Worker’s Compensation Insurance Settlement with AIG
Just more reasons for all of us to admire AIG (not really)!!!
Minnesota Department of Commerce part of $100 million settlement with AIG over misreporting of workers’ compensation premiums.
Minnesota’s cut is more than $2 million
American International Group Inc., AIG, and its workers compensation insurance affiliates have agreed to pay $100 million in fines to insurance regulators in all 50 states and the District of Columbia for alleged premium under-reporting, the Minnesota Department of Commerce, one of the eight lead state regulators on the case, announced today. Minnesota’s share of the settlement would be a little more than $2 million.
The settlement stems from a two-year market-conduct examination of the company, which found
non-compliance with rating, forms and financial reporting laws. Most significantly, it found that AIG misreported $2.12 billion of workers compensation premium that was reported instead as general or commercial automobile liability premium. By misreporting these premiums and not paying its fair share, the company caused the cost of workers’ compensation insurance for all parties to go up.
“We expect insurance companies to be honest and forthright in their handling of premiums. For many years, AIG was misstating its financials to states, including Minnesota. That has given them an unfair competitive advantage and has damaged the integrity of the financial information all state regulators rely on,” said Commerce Commissioner Glenn Wilson. “We are glad that AIG has accepted the findings and has agreed to implement a rigorous compliance plan.”

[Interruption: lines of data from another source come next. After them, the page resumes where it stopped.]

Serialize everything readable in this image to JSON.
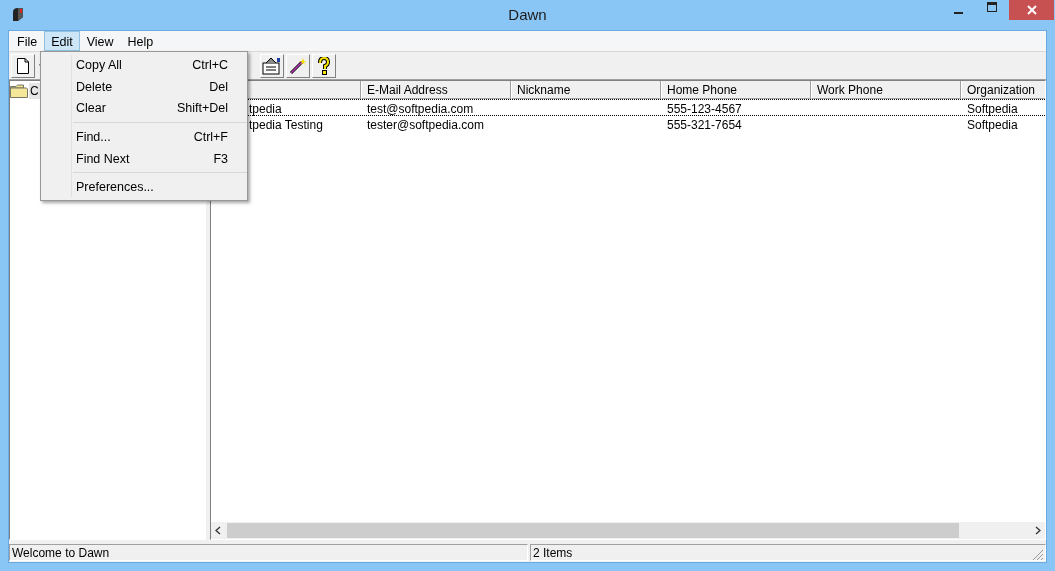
{
  "window": {
    "title": "Dawn"
  },
  "menu_bar": [
    {
      "label": "File",
      "selected": false
    },
    {
      "label": "Edit",
      "selected": true
    },
    {
      "label": "View",
      "selected": false
    },
    {
      "label": "Help",
      "selected": false
    }
  ],
  "edit_menu": [
    {
      "kind": "item",
      "label": "Copy All",
      "shortcut": "Ctrl+C"
    },
    {
      "kind": "item",
      "label": "Delete",
      "shortcut": "Del"
    },
    {
      "kind": "item",
      "label": "Clear",
      "shortcut": "Shift+Del"
    },
    {
      "kind": "separator"
    },
    {
      "kind": "item",
      "label": "Find...",
      "shortcut": "Ctrl+F"
    },
    {
      "kind": "item",
      "label": "Find Next",
      "shortcut": "F3"
    },
    {
      "kind": "separator"
    },
    {
      "kind": "item",
      "label": "Preferences..."
    }
  ],
  "tree": {
    "items": [
      {
        "label": "C",
        "selected": true
      }
    ]
  },
  "table": {
    "columns": [
      "",
      "E-Mail Address",
      "Nickname",
      "Home Phone",
      "Work Phone",
      "Organization"
    ],
    "rows": [
      [
        "tpedia",
        "test@softpedia.com",
        "",
        "555-123-4567",
        "",
        "Softpedia"
      ],
      [
        "tpedia Testing",
        "tester@softpedia.com",
        "",
        "555-321-7654",
        "",
        "Softpedia"
      ]
    ]
  },
  "status_bar": [
    "Welcome to Dawn",
    "2 Items"
  ]
}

The Settlement Agreement calls for:
A fine of $100 million to be shared by each state adopting the settlement agreement;
Payment of an additional $46.5 million in premium taxes and assessments;
Adoption of a compliance plan ensuring the company’s compliance with workers compensation rates, forms and financial reporting requirements;
Monitoring by the lead states of the company’s compliance with that plan for a 24-month period; and
An additional fine of up to $150 million if an examination at the end of the 24-month period demonstrates non-compliance by AIG.
In addition to its role as a lead state in the multi-state examination, in 2008, the department was instrumental in brokering a similar settlement between AIG and the Minnesota Workers’ Compensation Reinsurance Association, the Minnesota Workers’ Compensation Insurers Association, the Minnesota Insurance Guaranty Association, and the Minnesota Workers’ Compensation Assigned Risk Plan. This settlement was related to similar charges of misstating workers’ compensation premiums.
Following that 2008 settlement, the department continued on as one of the lead states in the most recent multi-state market conduct examination that led to the action against AIG announced today. The Minnesota Department of Commerce joined insurance departments in Delaware, Florida, Indiana, Massachusetts, New York, Pennsylvania and Rhode Island in the market-conduct examination.
AIG has pledged its commitment to the terms and principles of the compliance plan based on the settlement agreement.